Era un Barack Obama lucido, maturo ma senza gli slanci 2008, quello di martedì. Non ha chiesto nulla al Congresso, controllato dai repubblicani, perché sa che nulla gli sarà concesso, e, per la prima volta, ha ammesso lo scacco che la Storia gli rimprovererà, non essere riuscito, in alcun modo, a ridurre il livore che ottunde il dibattito politico americano. Non voglio un paese che si colori sul volto simboli tribali – scriveva otto anni or sono Obama – siamo americani, non militanti. Con i capelli incanutiti dalla fatica di quello che John F. Kennedy chiamava «il più solitario lavoro al mondo», Obama riconosce la sconfitta «siamo più divisi che mai», dichiarando con umiltà che «sarebbero serviti i talenti di Lincoln o Roosevelt» per unire un paese diviso da crisi economica (la tecnologia distrugge posti di lavoro per gli operai, osserva Obama) e guerra delle identità.
Senza nominare né i media, né il capofila dei candidati repubblicani, il populista Donald Trump, Obama si chiede come mai i giornalisti diano tanta attenzione alle voci stridule, e mette in guardia il paese: criminalizzare tutto l’Islam isola l’America, non la rende più forte.
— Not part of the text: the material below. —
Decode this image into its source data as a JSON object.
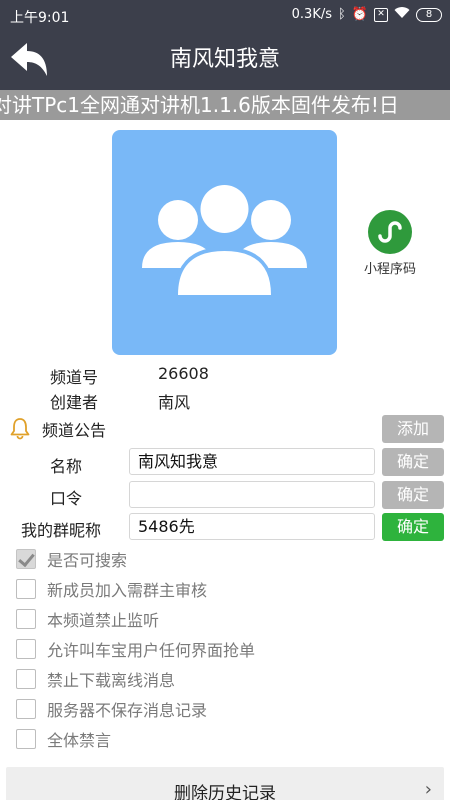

Né, ammonisce con amaro realismo il giovane Presidente che fece innamorare il mondo, gli Stati Uniti possono costruire libertà e democrazia dove non ci sono, «è l’amara lezione di Vietnam e Iraq».
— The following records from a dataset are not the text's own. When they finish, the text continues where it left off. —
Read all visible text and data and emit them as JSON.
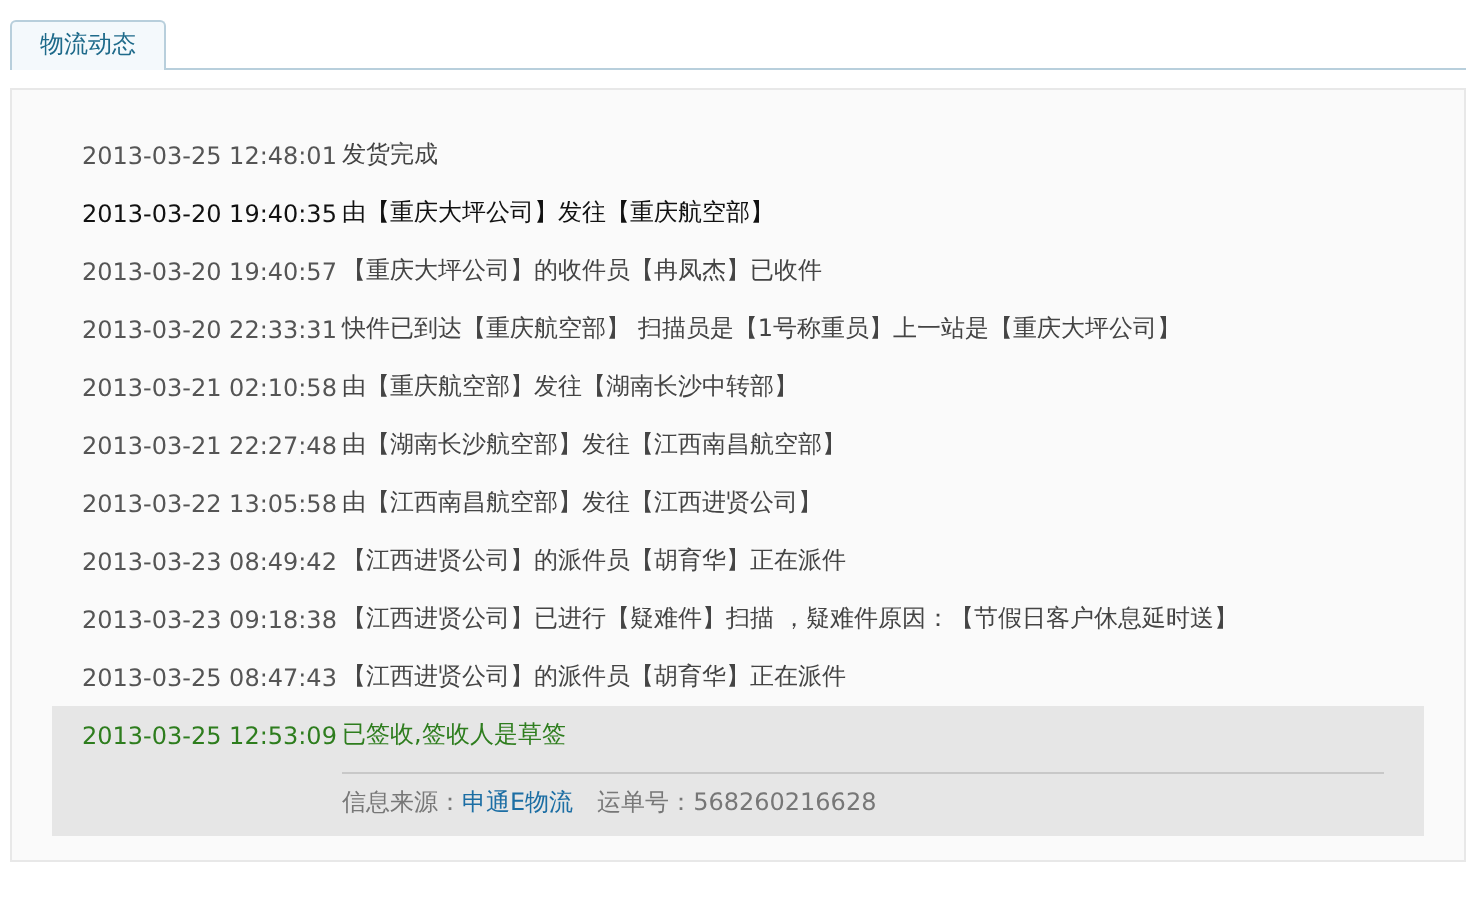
{
  "tabs": [
    {
      "label": "物流动态",
      "selected": true
    }
  ],
  "events": [
    {
      "time": "2013-03-25 12:48:01",
      "text": "发货完成",
      "kind": "normal"
    },
    {
      "time": "2013-03-20 19:40:35",
      "text": "由【重庆大坪公司】发往【重庆航空部】",
      "kind": "bold"
    },
    {
      "time": "2013-03-20 19:40:57",
      "text": "【重庆大坪公司】的收件员【冉凤杰】已收件",
      "kind": "normal"
    },
    {
      "time": "2013-03-20 22:33:31",
      "text": "快件已到达【重庆航空部】 扫描员是【1号称重员】上一站是【重庆大坪公司】",
      "kind": "normal"
    },
    {
      "time": "2013-03-21 02:10:58",
      "text": "由【重庆航空部】发往【湖南长沙中转部】",
      "kind": "normal"
    },
    {
      "time": "2013-03-21 22:27:48",
      "text": "由【湖南长沙航空部】发往【江西南昌航空部】",
      "kind": "normal"
    },
    {
      "time": "2013-03-22 13:05:58",
      "text": "由【江西南昌航空部】发往【江西进贤公司】",
      "kind": "normal"
    },
    {
      "time": "2013-03-23 08:49:42",
      "text": "【江西进贤公司】的派件员【胡育华】正在派件",
      "kind": "normal"
    },
    {
      "time": "2013-03-23 09:18:38",
      "text": "【江西进贤公司】已进行【疑难件】扫描 ，疑难件原因：【节假日客户休息延时送】",
      "kind": "normal"
    },
    {
      "time": "2013-03-25 08:47:43",
      "text": "【江西进贤公司】的派件员【胡育华】正在派件",
      "kind": "normal"
    },
    {
      "time": "2013-03-25 12:53:09",
      "text": "已签收,签收人是草签",
      "kind": "latest"
    }
  ],
  "source": {
    "label": "信息来源：",
    "link": "申通E物流",
    "waybill": "运单号：568260216628"
  }
}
Il presidente ha concluso col calore da sermone della chiesa battista, che da qualche tempo accende la sua cerebrale prosa, «continuerò la battaglia da cittadino», richiamando le virtù civiche del votare, del partecipare, del dibattere insieme nella comunità, care all’America dei film di James Stewart, con Mister Smith che va a Washington, di Frank Capra, delle tavole domenicali del pittore Norman Rockwell, una democrazia popolare e condivisa, perduta nell’epoca delle lobby miliardarie e dei candidati loro robot. È la crociata, isolata, del senatore democratico Sanders, socialista del Vermont, che gli ultimissimi sondaggi danno in rimonta sulla Hillary Clinton nei primi caucuses, assemblee elettive, dell’Iowa e alle primarie in New Hampshire. Obama, con cautela, la premia, da «cittadino» si impegnerà contro i troppi soldi in politica.
Nell’ultimo discorso, in sostanza, un Obama doc, valori, idee, ideali, ma senza piattaforma di contratto negoziale, per condividerli con l’opposizione e senza la spregiudicatezza del politico capace di trasformare le aspirazioni in leggi approvate a maggioranza. I pericoli indicati sono reali, ma ora sarà la Storia a giudicare il presidente Obama, in attesa di ascoltare la voce, prossima e sicura di sé vedrete, del Cittadino Barack.